Покупая владение Башельри, Курткюис в самом деле мечтал зажить помещиком, чем не раз похвалялся. А теперь жена его собирала на дорогах навоз! И она, и Курткюис вставали ни свет ни заря, вскапывали свой хорошо унавоженный огород, снимали с него по нескольку урожаев, и все-таки денег хватало только на уплату процентов г-ну Ригу по оставшемуся за землю долгу. Дочь их, жившая в прислугах в Оссэре, отдавала родителям свое жалованье, но, несмотря на эту поддержку, у них после очередного платежа не оставалось ни гроша. Жена Курткюиса, прежде баловавшаяся время от времени бутылочкой «горячительного» с гренками, теперь пила только воду. Курткюис не смел заглянуть в «Большое-У-поение» из боязни потратить там три су. Лишившись прежней власти, он лишился и дарового угощения в трактире и, как все глупые люди, вопил о неблагодарности. Наконец, подобно большинству крестьян, одолеваемых бесом собственности, он работал все более рьяно, а ел все менее сытно.

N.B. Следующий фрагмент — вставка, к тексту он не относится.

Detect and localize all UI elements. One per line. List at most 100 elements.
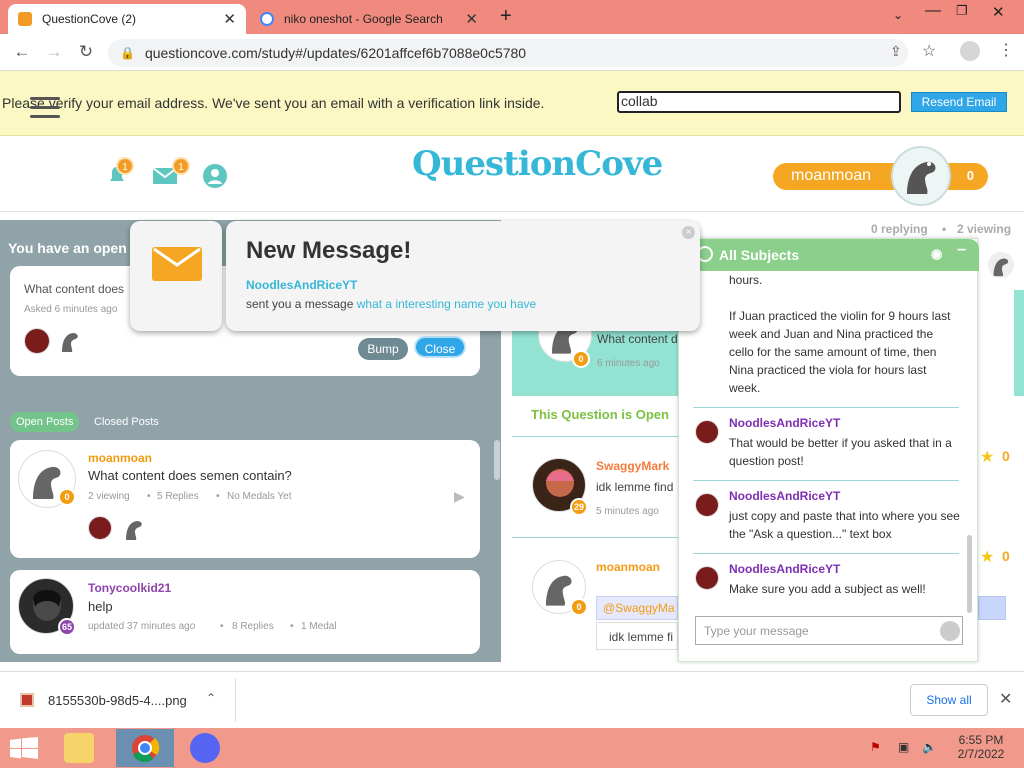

— Ишь ты, сколько заборов понастроил Курткюис, — говорили завистники. — Прежде чем огороды городить, надо было стать полным хозяином.
Старик разделал и удобрил три арпана земли, купленные у Ригу; сад, примыкавший к дому, уже начинал приносить плоды, и Курткюис боялся его лишиться. Прежде он носил кожаные башмаки и охотничьи гетры, а теперь ходил на манер Фуршона в деревянных башмаках и обвинял эгских помещиков в постигшей его нищете. От забот помрачнело и стало тупым когда-то веселое лицо этого низенького толстяка, теперь похожего на человека, угасающего от хронического недуга или от действия яда.
— Что с вами, господин Курткюис? Язык вам отрезали, что ли? — спросил Тонсар, не дождавшись ни слова от старика в ответ на рассказ о недавней стычке.
— А жалко, если отрезали, — сказала Тонсарша. — Но ему не приходится плакаться на повитуху, подрезавшую ему язычок: ловко она это проделала.
— Поневоле присохнет язык, когда только и думаешь, как бы разделаться с господином Ригу, — печально ответил ей сильно «состарившийся старик».
— Да чего там, — сказала бабка Тонсар, — у вас семнаднатилетняя дочка-красавица, и, если она будет умницей, вы легко поладите с этим старым бабником.
— Вот уж два года, как мы отправили ее от греха в Оссэр к матери господина Мариота, — сказал Курткюис— Лучше с голоду околею, а...
— Ну и дурень же! — возмутился Тонсар. — Взгляни-ка на моих дочерей, померли они, что ли? А ежели кто посмеет сказать, что они не святее святых, то познакомится с моим ружьем.
39
«Крестьянин с Дуная» — басня Лафонтена, герой которой, исполненный мужества и преданности своему народу, обличает насилия, творимые римскими чиновниками над германскими племенами.
40
«Мститель» — французский военный корабль, потопленный английским флотом в Ла-Манше в 1794 г. Экипаж корабля предпочел погибнуть, но не сдаться неприятелю.